Enteric-coated epichlorohydrin crosslinked dextran microspheres for site-specific delivery to colon.

作者信息

Rai Gopal, Yadav Awesh K, Jain Narendra K, Agrawal Govind P

机构信息

a Pharmaceutics Research Laboratory, Department of Pharmaceutical Sciences , Dr. Hari Singh Gour University , Sagar , India.

出版信息

Drug Dev Ind Pharm. 2015;41(12):2018-28. doi: 10.3109/03639045.2015.1044901. Epub 2015 May 26.

DOI:10.3109/03639045.2015.1044901
PMID:26006331
Abstract

Enteric-coated epichlorohydrin crosslinked dextran microspheres containing 5-Fluorouracil (5-FU) for colon drug delivery was prepared by emulsification-crosslinking method. The formulation variables studied includes different molecular weights of dextran, volume of crosslinking agent, stirring speed, time and temperature.
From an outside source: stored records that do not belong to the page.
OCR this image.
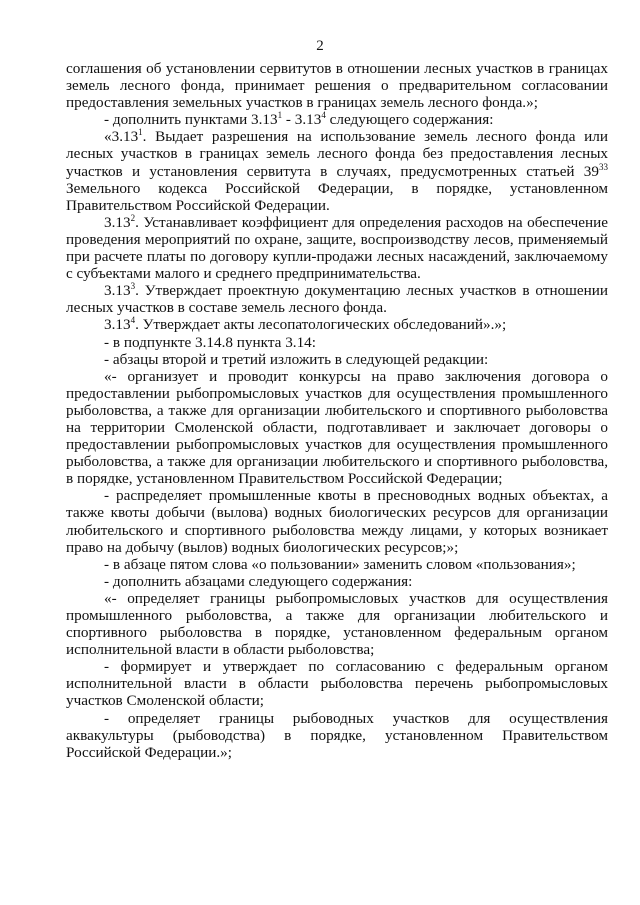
2

соглашения об установлении сервитутов в отношении лесных участков в границах земель лесного фонда, принимает решения о предварительном согласовании предоставления земельных участков в границах земель лесного фонда.»;

- дополнить пунктами 3.13$^1$ - 3.13$^4$ следующего содержания:

«3.13$^1$. Выдает разрешения на использование земель лесного фонда или лесных участков в границах земель лесного фонда без предоставления лесных участков и установления сервитута в случаях, предусмотренных статьей $39^{33}$ Земельного кодекса Российской Федерации, в порядке, установленном Правительством Российской Федерации.

3.13$^2$. Устанавливает коэффициент для определения расходов на обеспечение проведения мероприятий по охране, защите, воспроизводству лесов, применяемый при расчете платы по договору купли-продажи лесных насаждений, заключаемому с субъектами малого и среднего предпринимательства.

3.13$^3$. Утверждает проектную документацию лесных участков в отношении лесных участков в составе земель лесного фонда.

3.13$^4$. Утверждает акты лесопатологических обследований».»;

- в подпункте 3.14.8 пункта 3.14:

- абзацы второй и третий изложить в следующей редакции:

«- организует и проводит конкурсы на право заключения договора о предоставлении рыбопромысловых участков для осуществления промышленного рыболовства, а также для организации любительского и спортивного рыболовства на территории Смоленской области, подготавливает и заключает договоры о предоставлении рыбопромысловых участков для осуществления промышленного рыболовства, а также для организации любительского и спортивного рыболовства, в порядке, установленном Правительством Российской Федерации;

- распределяет промышленные квоты в пресноводных водных объектах, а также квоты добычи (вылова) водных биологических ресурсов для организации любительского и спортивного рыболовства между лицами, у которых возникает право на добычу (вылов) водных биологических ресурсов;»;

- в абзаце пятом слова «о пользовании» заменить словом «пользования»;

- дополнить абзацами следующего содержания:

«- определяет границы рыбопромысловых участков для осуществления промышленного рыболовства, а также для организации любительского и спортивного рыболовства в порядке, установленном федеральным органом исполнительной власти в области рыболовства;

- формирует и утверждает по согласованию с федеральным органом исполнительной власти в области рыболовства перечень рыбопромысловых участков Смоленской области;

- определяет границы рыбоводных участков для осуществления аквакультуры (рыбоводства) в порядке, установленном Правительством Российской Федерации.»;
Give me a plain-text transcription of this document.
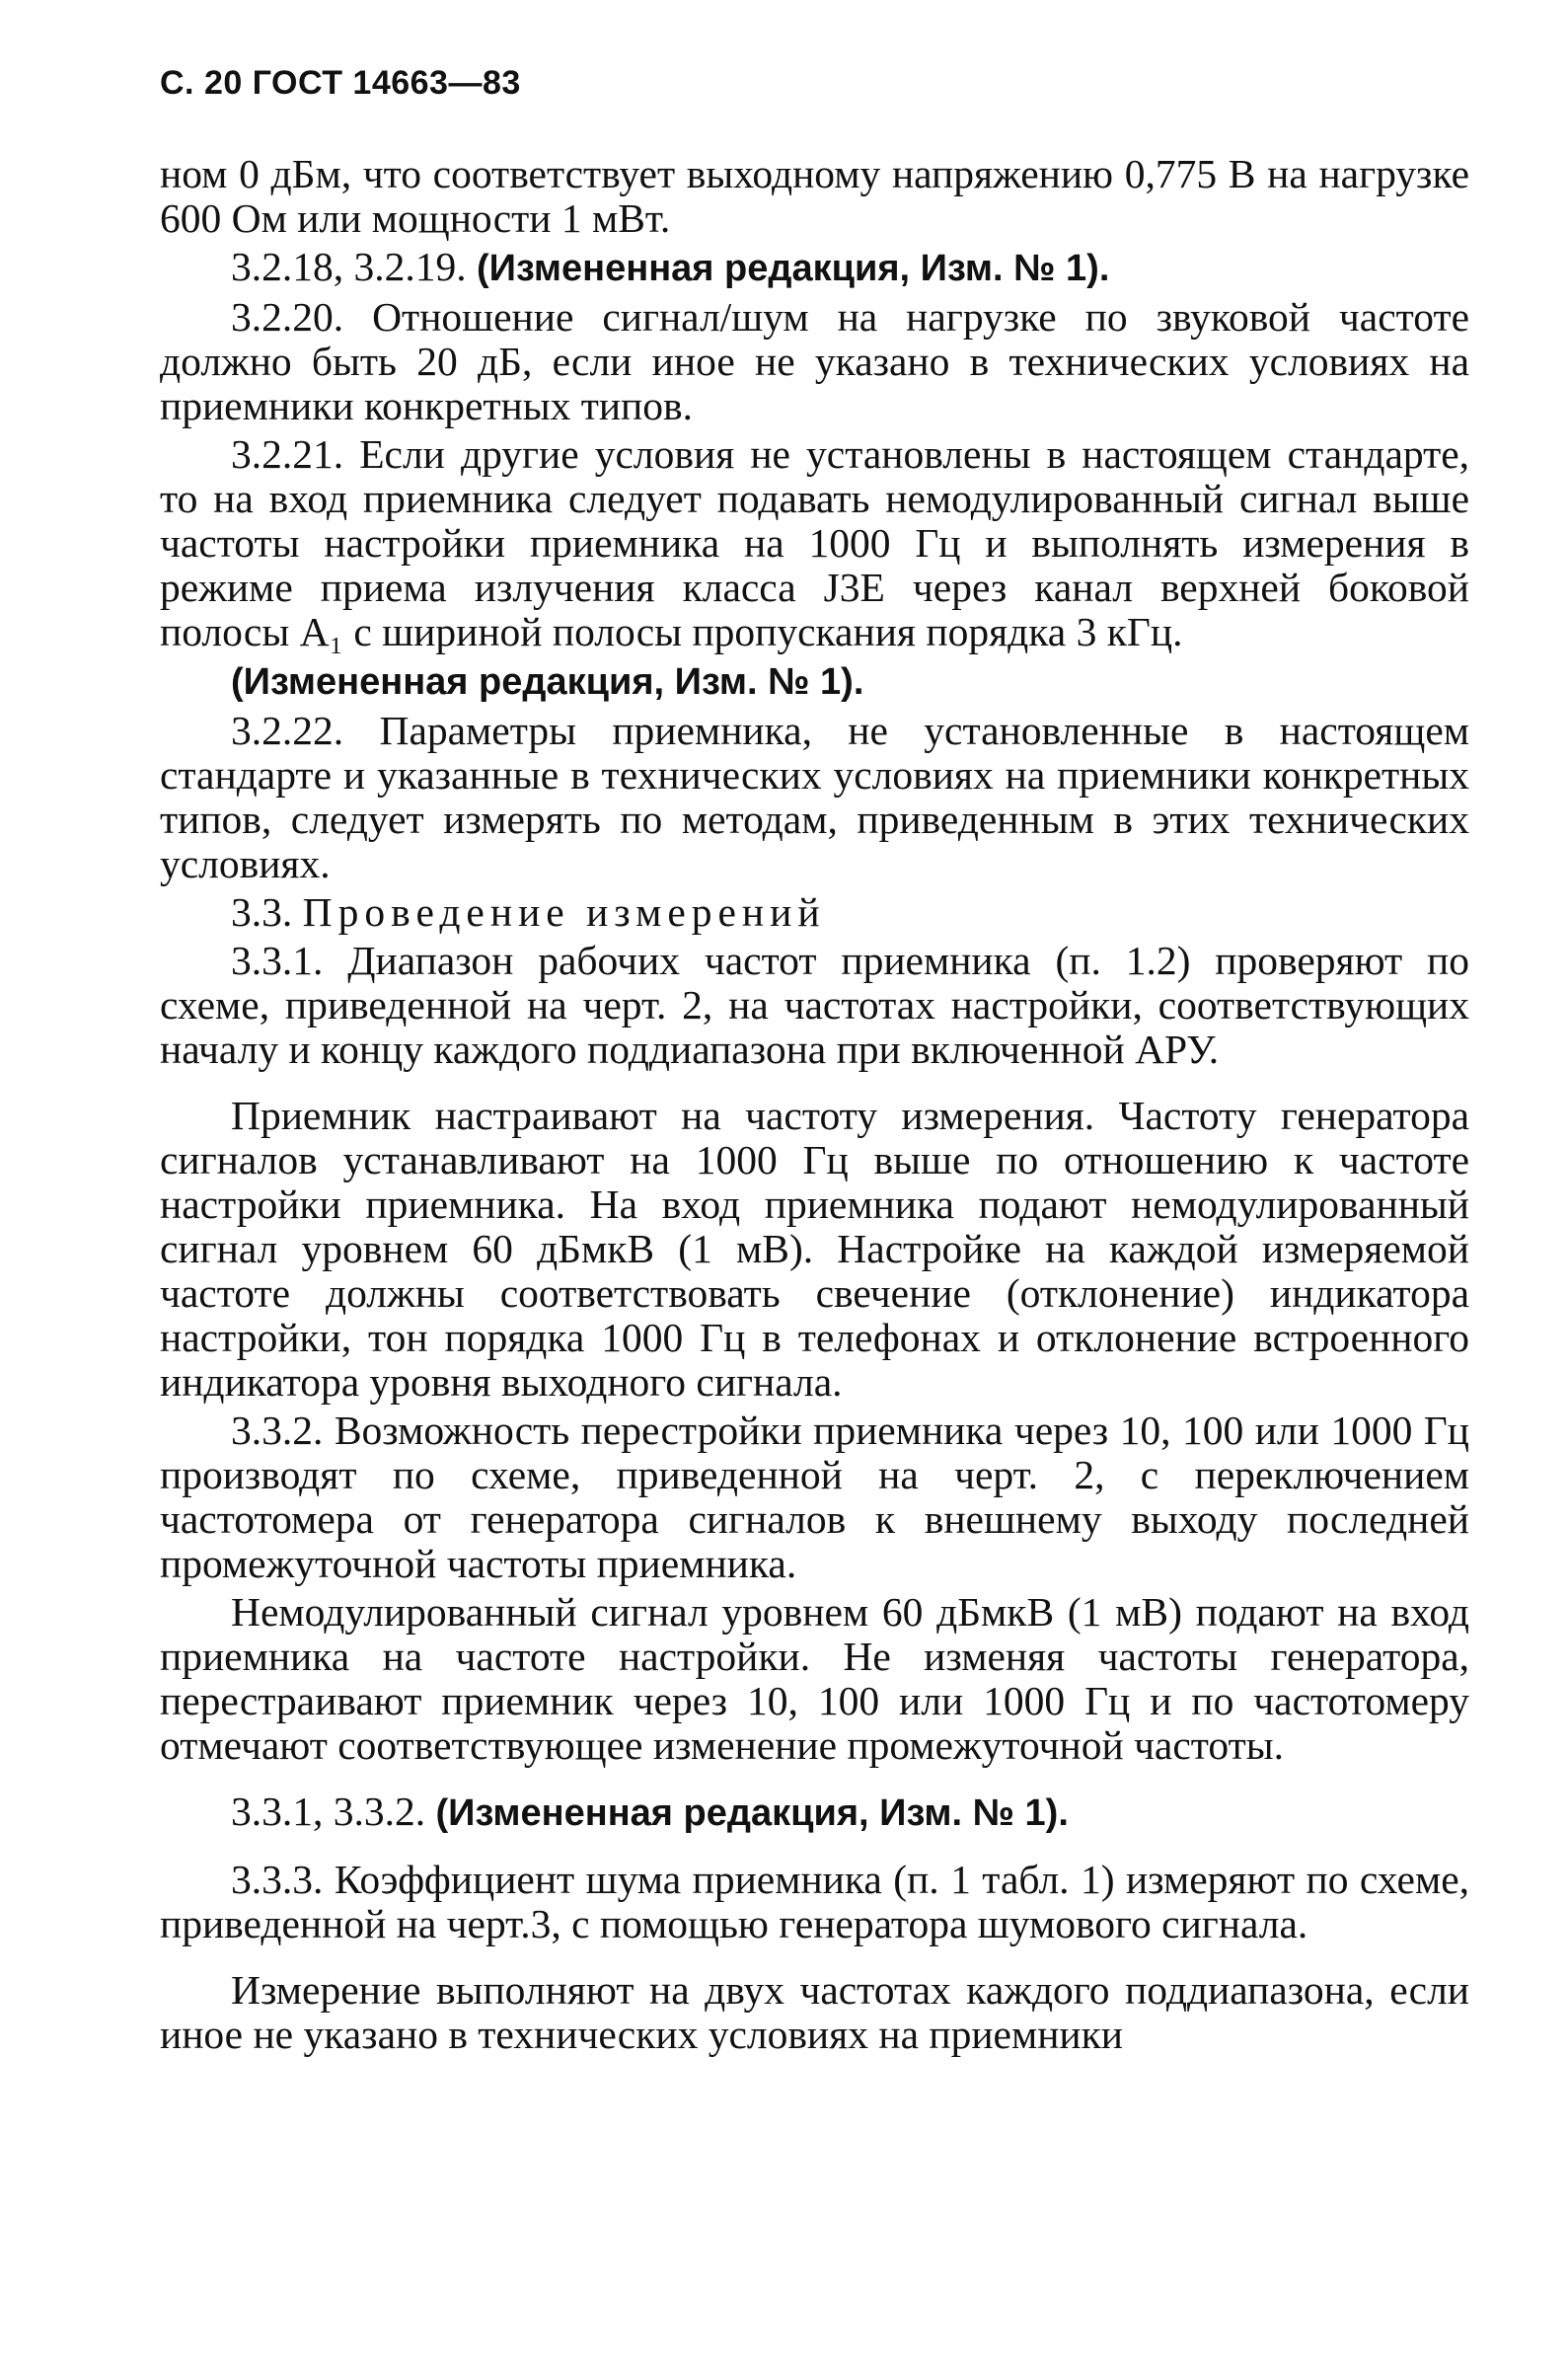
С. 20 ГОСТ 14663—83

ном 0 дБм, что соответствует выходному напряжению 0,775 В на нагрузке 600 Ом или мощности 1 мВт.

3.2.18, 3.2.19. (Измененная редакция, Изм. № 1).

3.2.20. Отношение сигнал/шум на нагрузке по звуковой частоте должно быть 20 дБ, если иное не указано в технических условиях на приемники конкретных типов.

3.2.21. Если другие условия не установлены в настоящем стандарте, то на вход приемника следует подавать немодулированный сигнал выше частоты настройки приемника на 1000 Гц и выполнять измерения в режиме приема излучения класса J3E через канал верхней боковой полосы A₁ с шириной полосы пропускания порядка 3 кГц.

(Измененная редакция, Изм. № 1).

3.2.22. Параметры приемника, не установленные в настоящем стандарте и указанные в технических условиях на приемники конкретных типов, следует измерять по методам, приведенным в этих технических условиях.

3.3. Проведение измерений

3.3.1. Диапазон рабочих частот приемника (п. 1.2) проверяют по схеме, приведенной на черт. 2, на частотах настройки, соответствующих началу и концу каждого поддиапазона при включенной АРУ.

Приемник настраивают на частоту измерения. Частоту генератора сигналов устанавливают на 1000 Гц выше по отношению к частоте настройки приемника. На вход приемника подают немодулированный сигнал уровнем 60 дБмкВ (1 мВ). Настройке на каждой измеряемой частоте должны соответствовать свечение (отклонение) индикатора настройки, тон порядка 1000 Гц в телефонах и отклонение встроенного индикатора уровня выходного сигнала.

3.3.2. Возможность перестройки приемника через 10, 100 или 1000 Гц производят по схеме, приведенной на черт. 2, с переключением частотомера от генератора сигналов к внешнему выходу последней промежуточной частоты приемника.

Немодулированный сигнал уровнем 60 дБмкВ (1 мВ) подают на вход приемника на частоте настройки. Не изменяя частоты генератора, перестраивают приемник через 10, 100 или 1000 Гц и по частотомеру отмечают соответствующее изменение промежуточной частоты.

3.3.1, 3.3.2. (Измененная редакция, Изм. № 1).

3.3.3. Коэффициент шума приемника (п. 1 табл. 1) измеряют по схеме, приведенной на черт.3, с помощью генератора шумового сигнала.

Измерение выполняют на двух частотах каждого поддиапазона, если иное не указано в технических условиях на приемники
Dextran microspheres showed mean entrapment efficiencies ranging between 77 and 87% and mean particle size ranging between 10 and 25 µm. About 90% of drug was released from uncoated dextran microspheres within 8 h, suggesting the fast release and indicated the drug loaded in uncoated microspheres, released before they reached colon. Enteric coating (Eudragit-S-100 and Eudragit-L-100) of dextran microspheres was performed by oil-in-oil solvent evaporation method. The release study of 5-FU from coated dextran microspheres was complete retardation in simulated gastric fluid (pH 1.2) and once the coating layer of enteric polymer was dissolved at higher pH (7.4 and 6.8), a controlled release of the drug from the microspheres was observed. Further, the release of drug was found to be higher in the presence of dextranase and rat caecal contents, indicating the susceptibility of dextran microspheres to colonic enzymes. Organ distribution and pharmacokinetic study in albino rats was performed to establish the targeting potential of optimized formulation in the colon.

摘要

采用乳化交联法制备了含5-氟尿嘧啶(5-FU)的肠溶包衣环氧氯丙烷交联葡聚糖微球用于结肠给药。所研究的处方变量包括不同分子量的葡聚糖、交联剂体积、搅拌速度、时间和温度。葡聚糖微球的平均包封率在77%至87%之间,平均粒径在10至25μm之间。约90%的药物在8小时内从未包衣的葡聚糖微球中释放出来,表明释放速度快,且表明未包衣微球中负载的药物在到达结肠之前就已释放。通过油包油溶剂蒸发法对葡聚糖微球进行肠溶包衣(Eudragit-S-100和Eudragit-L-100)。5-FU从包衣葡聚糖微球中的释放研究表明,在模拟胃液(pH 1.2)中完全延迟释放,一旦肠溶聚合物包衣层在较高pH值(7.4和6.8)下溶解,就会观察到药物从微球中的控释。此外,发现葡聚糖酶和大鼠盲肠内容物存在时药物释放较高,表明葡聚糖微球对结肠酶敏感。对白化大鼠进行了器官分布和药代动力学研究,以确定优化制剂在结肠中的靶向潜力。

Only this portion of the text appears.